KI-Modelle und Plattformen
Bard Debüt in Europa und Brasilien trotz Datenschutzbedenken und verschärfter Konkurrenz
Alphabet Inc. (GOOG ) (GOOGL ), die Muttergesellschaft von Google, erweitert ihre Aktivitäten im Bereich Künstliche Intelligenz, indem sie ihren AI-Chatbot Bard in Europa und Brasilien startet. Diese Expansion markiert das größte Wachstum von Bard seit seiner Einführung in Großbritannien und den USA im März und verschärft den Wettbewerb mit Microsofts eigenem AI-Chatbot ChatGPT.

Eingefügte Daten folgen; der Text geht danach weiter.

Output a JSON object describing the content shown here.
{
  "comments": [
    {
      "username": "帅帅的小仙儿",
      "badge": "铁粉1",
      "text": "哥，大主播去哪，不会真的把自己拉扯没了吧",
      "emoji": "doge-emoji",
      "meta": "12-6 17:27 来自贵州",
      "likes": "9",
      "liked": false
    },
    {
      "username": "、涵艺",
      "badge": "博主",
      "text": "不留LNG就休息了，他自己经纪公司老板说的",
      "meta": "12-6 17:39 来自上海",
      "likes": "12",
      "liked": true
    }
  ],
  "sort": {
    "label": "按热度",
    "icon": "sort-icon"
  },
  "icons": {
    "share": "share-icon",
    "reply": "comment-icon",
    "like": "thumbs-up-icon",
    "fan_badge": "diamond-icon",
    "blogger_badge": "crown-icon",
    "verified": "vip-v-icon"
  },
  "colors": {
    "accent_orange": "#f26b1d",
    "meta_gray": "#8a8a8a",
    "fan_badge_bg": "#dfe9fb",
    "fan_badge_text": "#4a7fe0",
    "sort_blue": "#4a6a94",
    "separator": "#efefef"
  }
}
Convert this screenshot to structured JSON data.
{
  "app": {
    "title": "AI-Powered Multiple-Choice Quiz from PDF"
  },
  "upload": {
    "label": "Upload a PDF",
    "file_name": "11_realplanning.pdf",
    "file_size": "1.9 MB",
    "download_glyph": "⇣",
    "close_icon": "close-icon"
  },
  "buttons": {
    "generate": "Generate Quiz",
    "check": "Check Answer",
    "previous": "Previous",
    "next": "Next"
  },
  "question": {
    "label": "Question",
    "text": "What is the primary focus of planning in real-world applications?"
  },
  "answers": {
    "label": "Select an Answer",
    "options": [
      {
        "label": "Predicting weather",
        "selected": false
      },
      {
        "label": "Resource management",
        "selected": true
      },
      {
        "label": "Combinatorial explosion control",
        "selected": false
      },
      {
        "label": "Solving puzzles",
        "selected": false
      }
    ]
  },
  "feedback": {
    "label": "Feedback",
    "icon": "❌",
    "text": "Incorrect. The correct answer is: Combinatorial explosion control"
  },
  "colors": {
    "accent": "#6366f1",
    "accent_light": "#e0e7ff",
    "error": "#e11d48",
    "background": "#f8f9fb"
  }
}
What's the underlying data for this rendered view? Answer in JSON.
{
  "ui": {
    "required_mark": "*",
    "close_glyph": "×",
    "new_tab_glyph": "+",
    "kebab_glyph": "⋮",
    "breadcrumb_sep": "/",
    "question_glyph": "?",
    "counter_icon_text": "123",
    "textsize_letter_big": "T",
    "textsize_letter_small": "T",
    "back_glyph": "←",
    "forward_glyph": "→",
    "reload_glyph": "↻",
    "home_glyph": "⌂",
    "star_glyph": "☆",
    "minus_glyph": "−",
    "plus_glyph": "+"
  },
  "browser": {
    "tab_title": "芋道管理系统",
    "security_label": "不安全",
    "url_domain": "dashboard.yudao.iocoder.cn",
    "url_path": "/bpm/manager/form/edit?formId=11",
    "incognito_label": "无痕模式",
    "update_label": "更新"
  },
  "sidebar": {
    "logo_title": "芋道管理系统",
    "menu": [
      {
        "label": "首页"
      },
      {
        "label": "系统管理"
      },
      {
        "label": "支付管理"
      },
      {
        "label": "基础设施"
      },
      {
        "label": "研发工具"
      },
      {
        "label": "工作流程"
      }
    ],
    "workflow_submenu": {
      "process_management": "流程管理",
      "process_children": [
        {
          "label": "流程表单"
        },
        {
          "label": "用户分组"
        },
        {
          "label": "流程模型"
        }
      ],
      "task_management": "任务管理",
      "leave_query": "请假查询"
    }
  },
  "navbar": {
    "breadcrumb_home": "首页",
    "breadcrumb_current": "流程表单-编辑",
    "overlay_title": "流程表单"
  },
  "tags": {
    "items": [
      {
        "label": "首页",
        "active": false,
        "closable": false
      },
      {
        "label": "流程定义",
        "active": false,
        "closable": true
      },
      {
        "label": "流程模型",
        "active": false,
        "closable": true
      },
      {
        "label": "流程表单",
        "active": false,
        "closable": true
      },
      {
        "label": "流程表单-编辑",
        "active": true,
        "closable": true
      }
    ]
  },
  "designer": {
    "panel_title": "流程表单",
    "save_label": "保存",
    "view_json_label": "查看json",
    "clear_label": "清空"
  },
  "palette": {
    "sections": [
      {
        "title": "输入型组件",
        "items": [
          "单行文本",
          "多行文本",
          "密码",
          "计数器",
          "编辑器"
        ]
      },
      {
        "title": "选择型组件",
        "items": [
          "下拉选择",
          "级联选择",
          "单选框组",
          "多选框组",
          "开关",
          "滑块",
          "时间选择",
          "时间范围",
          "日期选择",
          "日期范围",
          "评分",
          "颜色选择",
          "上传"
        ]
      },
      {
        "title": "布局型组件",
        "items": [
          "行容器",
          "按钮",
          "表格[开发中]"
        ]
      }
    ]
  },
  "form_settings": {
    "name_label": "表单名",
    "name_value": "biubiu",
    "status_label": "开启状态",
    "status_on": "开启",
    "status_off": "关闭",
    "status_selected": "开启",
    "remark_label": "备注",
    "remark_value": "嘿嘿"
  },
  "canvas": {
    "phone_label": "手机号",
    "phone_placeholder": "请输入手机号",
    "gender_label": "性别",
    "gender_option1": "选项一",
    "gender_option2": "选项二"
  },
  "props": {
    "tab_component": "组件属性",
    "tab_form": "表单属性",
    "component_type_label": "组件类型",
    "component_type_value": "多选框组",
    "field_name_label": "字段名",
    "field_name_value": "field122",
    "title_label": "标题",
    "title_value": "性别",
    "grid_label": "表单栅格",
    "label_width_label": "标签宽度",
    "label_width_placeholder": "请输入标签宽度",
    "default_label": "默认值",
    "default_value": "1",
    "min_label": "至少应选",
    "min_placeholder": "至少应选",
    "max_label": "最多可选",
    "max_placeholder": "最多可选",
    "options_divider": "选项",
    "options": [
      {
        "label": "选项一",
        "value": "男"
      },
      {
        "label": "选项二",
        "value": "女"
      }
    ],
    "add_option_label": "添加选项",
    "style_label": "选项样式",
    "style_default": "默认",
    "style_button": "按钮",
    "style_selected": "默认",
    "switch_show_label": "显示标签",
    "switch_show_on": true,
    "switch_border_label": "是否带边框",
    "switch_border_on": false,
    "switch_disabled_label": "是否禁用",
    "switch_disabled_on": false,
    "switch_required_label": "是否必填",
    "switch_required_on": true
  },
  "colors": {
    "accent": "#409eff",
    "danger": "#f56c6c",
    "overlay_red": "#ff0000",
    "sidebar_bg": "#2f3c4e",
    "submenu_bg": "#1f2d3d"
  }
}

Generative AI-Modelle wie Bard und ChatGPT, die in der Lage sind, menschliche Antworten auf Fragen zu imitieren, werden immer häufiger zu wichtigen Akteuren auf dem Technologiemarkt. Allerdings traf die Einführung von Bard in der EU auf ein vorübergehendes Hindernis, als der irische Datenschutzbeauftragte, die Hauptdatenschutzbehörde der EU, Datenschutzbedenken anmeldete. Die Behörde hob hervor, dass Google nicht ausreichend dargelegt hatte, wie Bard die Privatsphäre der europäischen Nutzer schützen würde, und verzögerte damit die Einführung von Bard in der EU.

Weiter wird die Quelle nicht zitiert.